- Author, Jocelyn Timperley
- Role, Da BBC Future
Se um povo alienígena viesse à Terra e alinhasse os seres humanos ao lado dos outros primatas, as primeiras diferenças que eles poderiam observar seriam a nossa posição ereta, nossas formas exclusivas de comunicação – e o corpo humano aparentemente sem pelos.
Em comparação com a maioria dos mamíferos, os seres humanos não costumam ter pelos (a não ser, claro, pelas conhecidas exceções). Poucos mamíferos têm essa mesma característica, como o rato-toupeira-pelado, o rinoceronte, a baleia e o elefante.
Mas por que acabamos ficando sem pelos? A pele desnuda trouxe algum benefício para nós? E como explicar a presença de grossos e densos cabelos em algumas partes do corpo?
Na verdade, é claro que os seres humanos têm muitos pelos. Em média, existem cerca de cinco milhões de folículos de pelos na superfície do nosso corpo.
Mas a maior parte dos folículos dos corpos humanos produz filamentos finos, curtos e difusos, que crescem a partir de folículos rasos, diferentes dos pelos mais profundos e espessos encontrados apenas na nossa cabeça e, após a puberdade, nas axilas, regiões púbicas e, principalmente entre os homens, no rosto.
“Tecnicamente, temos pelos em todo o corpo, mas são folículos em miniatura”, afirma Tina Lasisi, bioantropóloga da Universidade do Sul da Califórnia, nos Estados Unidos, especializada na ciência da pele e dos cabelos. “Mas eles são miniaturizados a ponto de, funcionalmente, não nos protegerem mais.”
Os cientistas não sabem ao certo qual o motivo que levou a essa mudança, transformando nossos pelos crespos e espessos nesses filamentos leves. Eles também não sabem exatamente quando isso aconteceu.
Mas diversas teorias sugerem o que pode ter causado a queda dos nossos pelos do corpo.

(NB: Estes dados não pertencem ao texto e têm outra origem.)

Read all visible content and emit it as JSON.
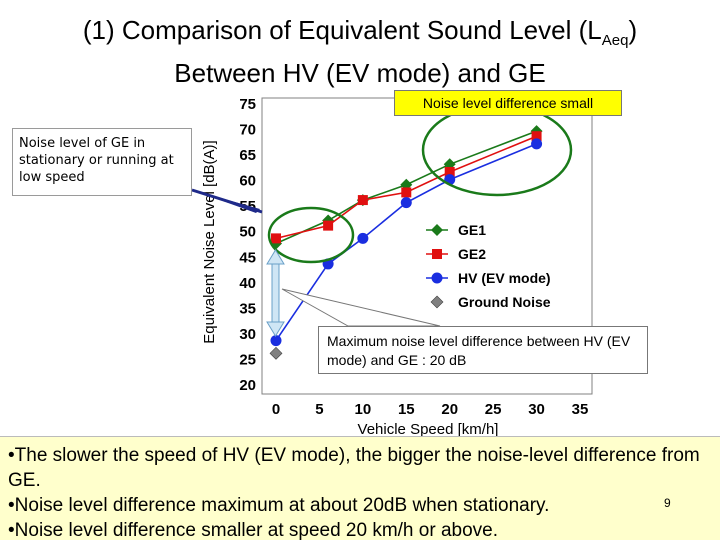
{
  "slide": {
    "title_line1_main": "(1) Comparison of Equivalent Sound Level (L",
    "title_line1_sub": "Aeq",
    "title_line1_end": ")",
    "title_line2": "Between HV (EV mode) and GE",
    "callout_left": "Noise level of GE in stationary or running at low speed",
    "callout_top": "Noise level difference small",
    "callout_bottom": "Maximum noise level difference between HV (EV mode) and GE : 20 dB",
    "bullets": [
      "•The slower the speed of HV (EV mode), the bigger the noise-level difference from GE.",
      "•Noise level difference maximum at about 20dB when stationary.",
      "•Noise level difference smaller at speed 20 km/h or above."
    ],
    "page_number": "9"
  },
  "chart_data": {
    "type": "line",
    "xlabel": "Vehicle Speed  [km/h]",
    "ylabel": "Equivalent Noise Level  [dB(A)]",
    "xlim": [
      0,
      35
    ],
    "ylim": [
      20,
      75
    ],
    "xticks": [
      "0",
      "5",
      "10",
      "15",
      "20",
      "25",
      "30",
      "35"
    ],
    "yticks": [
      "20",
      "25",
      "30",
      "35",
      "40",
      "45",
      "50",
      "55",
      "60",
      "65",
      "70",
      "75"
    ],
    "grid": false,
    "legend_position": "right-inside",
    "series": [
      {
        "name": "GE1",
        "color": "#1a7a1a",
        "marker": "diamond",
        "x": [
          0,
          6,
          10,
          15,
          20,
          30
        ],
        "y": [
          47.5,
          52,
          56,
          59,
          63,
          69.5
        ]
      },
      {
        "name": "GE2",
        "color": "#e01010",
        "marker": "square",
        "x": [
          0,
          6,
          10,
          15,
          20,
          30
        ],
        "y": [
          48.5,
          51,
          56,
          57.5,
          61.5,
          68.5
        ]
      },
      {
        "name": "HV (EV mode)",
        "color": "#1a2ee0",
        "marker": "circle",
        "x": [
          0,
          6,
          10,
          15,
          20,
          30
        ],
        "y": [
          28.5,
          43.5,
          48.5,
          55.5,
          60,
          67
        ]
      },
      {
        "name": "Ground Noise",
        "color": "#808080",
        "marker": "diamond",
        "line": false,
        "x": [
          0
        ],
        "y": [
          26
        ]
      }
    ]
  }
}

A opinião dominante entre os cientistas é a chamada hipótese do “resfriamento do corpo”, também conhecida como a “hipótese da savana”. Segundo ela, a crescente necessidade de termorregulação dos primeiros humanos teria levado à perda dos pelos.

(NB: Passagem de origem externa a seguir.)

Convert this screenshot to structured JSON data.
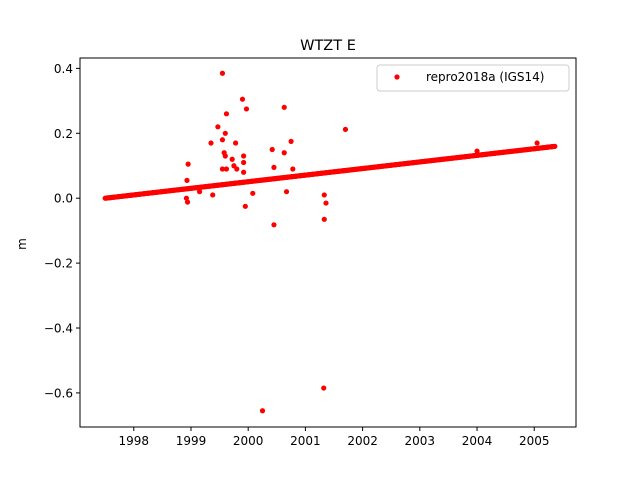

Durante o período Pleistoceno, o Homo erectus e outros hominídeos começaram a praticar na savana aberta a caça de persistência, perseguindo suas presas por várias horas até levá-las à exaustão. Este método eliminava a necessidade de instrumentos de caça sofisticados, que só surgiriam mais tarde, segundo os registros fósseis.
Este exercício de resistência pode ter colocado os hominídeos em risco de superaquecimento. Daí, a perda de pelos, que teria permitido que eles suassem com mais eficiência e se refrescassem com maior rapidez, sem precisar fazer intervalos para recuperação de energia.
As evidências desta teoria vêm de estudos que encontraram alterações em alguns dos genes responsáveis por determinar se certas células se desenvolvem para formar glândulas sudoríparas ou folículos capilares.
“Tudo isso tem um caminho de desenvolvimento relacionado”, segundo Lasisi.
“Se analisarmos em combinação com algumas conclusões que conseguimos tirar sobre genes que aumentaram a pigmentação da pele humana, podemos imaginar, com um pouco de confiança, que, 1,5 a 2 milhões de anos atrás… os seres humanos (no processo de evolução) provavelmente perderam os pelos do corpo”, acrescenta.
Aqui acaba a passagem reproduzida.